In D.C., I explained my story to a Lyft driver, Freda, an older African-American woman driving me to my opening show.
I told her about the sexual jealousy of Whites toward Filipino men.
She looked at me and didn’t get it.
And then I said two words — Emmitt Till, a young African-American from Chicago, lynched in Mississippi after he was accused of whistling at a White woman.
Freda instantly understood my story.
Chronologically, Till’s murder came in 1955.
But the racist rage came from the same source that would fuel a “Go Home” story for every Filipino male in America in the 1930s.
My father was one of those single Filipino men at that time. He avoided Stockton and stayed in San Francisco because he knew that people were lynched in the Central Valley.
But his treatment in America was first framed by the Filipino human zoos at the 1904 World’s Fair.
I didn’t get the brochure on eBay. I was in the theater and got outbid.

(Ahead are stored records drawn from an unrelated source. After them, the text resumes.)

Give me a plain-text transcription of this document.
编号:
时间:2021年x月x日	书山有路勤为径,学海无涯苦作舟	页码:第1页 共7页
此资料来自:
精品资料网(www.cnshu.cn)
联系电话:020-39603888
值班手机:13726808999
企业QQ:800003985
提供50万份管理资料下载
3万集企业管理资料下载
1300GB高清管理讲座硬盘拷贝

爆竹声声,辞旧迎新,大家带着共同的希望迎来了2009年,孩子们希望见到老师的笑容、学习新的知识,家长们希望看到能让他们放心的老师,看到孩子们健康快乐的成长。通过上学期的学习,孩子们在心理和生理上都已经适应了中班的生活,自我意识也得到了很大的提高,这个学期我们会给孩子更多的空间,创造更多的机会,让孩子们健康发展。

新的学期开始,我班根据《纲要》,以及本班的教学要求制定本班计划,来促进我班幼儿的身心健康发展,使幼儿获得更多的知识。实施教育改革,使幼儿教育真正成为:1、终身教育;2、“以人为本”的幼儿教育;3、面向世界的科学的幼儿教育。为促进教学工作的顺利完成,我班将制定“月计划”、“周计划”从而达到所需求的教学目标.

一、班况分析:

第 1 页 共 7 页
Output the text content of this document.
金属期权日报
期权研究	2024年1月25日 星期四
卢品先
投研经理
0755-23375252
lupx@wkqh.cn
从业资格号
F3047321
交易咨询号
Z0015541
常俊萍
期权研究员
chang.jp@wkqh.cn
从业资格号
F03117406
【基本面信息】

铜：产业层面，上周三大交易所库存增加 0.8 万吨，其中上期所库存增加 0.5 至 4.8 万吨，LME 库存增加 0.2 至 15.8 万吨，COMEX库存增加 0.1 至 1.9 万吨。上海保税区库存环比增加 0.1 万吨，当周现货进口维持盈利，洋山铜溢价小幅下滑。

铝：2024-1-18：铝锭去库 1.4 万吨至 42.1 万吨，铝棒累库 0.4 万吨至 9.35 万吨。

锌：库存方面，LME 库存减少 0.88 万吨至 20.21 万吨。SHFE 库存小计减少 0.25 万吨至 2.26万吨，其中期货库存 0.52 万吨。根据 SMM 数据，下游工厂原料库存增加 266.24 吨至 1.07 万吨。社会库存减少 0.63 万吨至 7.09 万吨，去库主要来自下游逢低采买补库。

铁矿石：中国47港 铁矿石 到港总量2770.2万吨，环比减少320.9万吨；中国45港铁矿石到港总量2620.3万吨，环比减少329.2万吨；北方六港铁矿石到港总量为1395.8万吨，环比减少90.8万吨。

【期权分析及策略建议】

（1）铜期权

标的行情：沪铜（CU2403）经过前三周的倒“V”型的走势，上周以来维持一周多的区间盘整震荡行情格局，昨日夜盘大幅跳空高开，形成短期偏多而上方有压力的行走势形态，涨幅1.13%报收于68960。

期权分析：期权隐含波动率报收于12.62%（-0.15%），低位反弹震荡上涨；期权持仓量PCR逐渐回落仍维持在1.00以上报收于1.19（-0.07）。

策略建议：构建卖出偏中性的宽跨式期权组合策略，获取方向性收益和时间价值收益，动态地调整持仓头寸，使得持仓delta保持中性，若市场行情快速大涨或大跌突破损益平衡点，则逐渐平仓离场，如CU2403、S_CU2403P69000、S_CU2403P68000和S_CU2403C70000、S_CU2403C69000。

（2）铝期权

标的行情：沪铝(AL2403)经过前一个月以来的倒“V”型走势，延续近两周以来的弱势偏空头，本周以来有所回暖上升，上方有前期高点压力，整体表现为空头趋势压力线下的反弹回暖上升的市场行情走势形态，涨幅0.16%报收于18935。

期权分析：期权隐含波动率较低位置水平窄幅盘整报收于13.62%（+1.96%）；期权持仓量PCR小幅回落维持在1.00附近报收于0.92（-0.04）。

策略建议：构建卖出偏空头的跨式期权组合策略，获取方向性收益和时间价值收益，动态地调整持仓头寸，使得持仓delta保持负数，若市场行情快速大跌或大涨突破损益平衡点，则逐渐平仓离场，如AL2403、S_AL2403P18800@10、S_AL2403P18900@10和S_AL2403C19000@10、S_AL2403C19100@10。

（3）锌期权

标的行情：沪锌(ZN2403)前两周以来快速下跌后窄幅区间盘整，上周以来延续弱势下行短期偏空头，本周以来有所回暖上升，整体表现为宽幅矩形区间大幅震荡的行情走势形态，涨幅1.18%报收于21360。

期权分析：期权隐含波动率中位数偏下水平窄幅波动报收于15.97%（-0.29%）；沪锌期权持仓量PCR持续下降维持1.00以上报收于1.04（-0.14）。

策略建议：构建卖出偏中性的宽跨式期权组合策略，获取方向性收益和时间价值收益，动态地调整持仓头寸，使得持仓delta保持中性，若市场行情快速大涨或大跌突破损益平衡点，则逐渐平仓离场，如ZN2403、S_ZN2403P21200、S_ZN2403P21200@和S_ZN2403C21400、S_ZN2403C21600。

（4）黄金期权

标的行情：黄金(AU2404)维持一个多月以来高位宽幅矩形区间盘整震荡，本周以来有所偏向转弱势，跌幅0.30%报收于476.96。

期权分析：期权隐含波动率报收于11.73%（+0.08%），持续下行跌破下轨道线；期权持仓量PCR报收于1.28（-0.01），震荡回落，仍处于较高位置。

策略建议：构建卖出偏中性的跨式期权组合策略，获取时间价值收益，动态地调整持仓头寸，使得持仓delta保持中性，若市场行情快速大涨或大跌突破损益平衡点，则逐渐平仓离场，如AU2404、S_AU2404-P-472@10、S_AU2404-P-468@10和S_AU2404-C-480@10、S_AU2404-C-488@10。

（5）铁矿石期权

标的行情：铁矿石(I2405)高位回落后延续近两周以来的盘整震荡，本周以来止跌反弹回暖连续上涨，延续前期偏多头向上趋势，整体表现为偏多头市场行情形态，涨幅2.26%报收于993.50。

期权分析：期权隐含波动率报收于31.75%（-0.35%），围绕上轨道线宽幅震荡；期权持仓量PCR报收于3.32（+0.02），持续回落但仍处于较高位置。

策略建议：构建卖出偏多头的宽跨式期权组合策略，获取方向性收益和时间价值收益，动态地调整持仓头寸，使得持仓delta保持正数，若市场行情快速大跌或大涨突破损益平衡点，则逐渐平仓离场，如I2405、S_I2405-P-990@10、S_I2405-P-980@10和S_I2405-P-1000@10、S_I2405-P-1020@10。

But I don’t need it to tell his story and weave it into my own eastward journey that includes Harvard and NPR.
I brought my dad with me.
Few people, Asian Americans, Filipino Americans, Whites, have heard the full Filipino story. It’s forgotten history, which is understandable considering what a racist, sexist country America is.
Filipino head-hunters in loincloths on public display aren’t exactly a feel-good story.
It’s something America would rather forget. I won’t let them.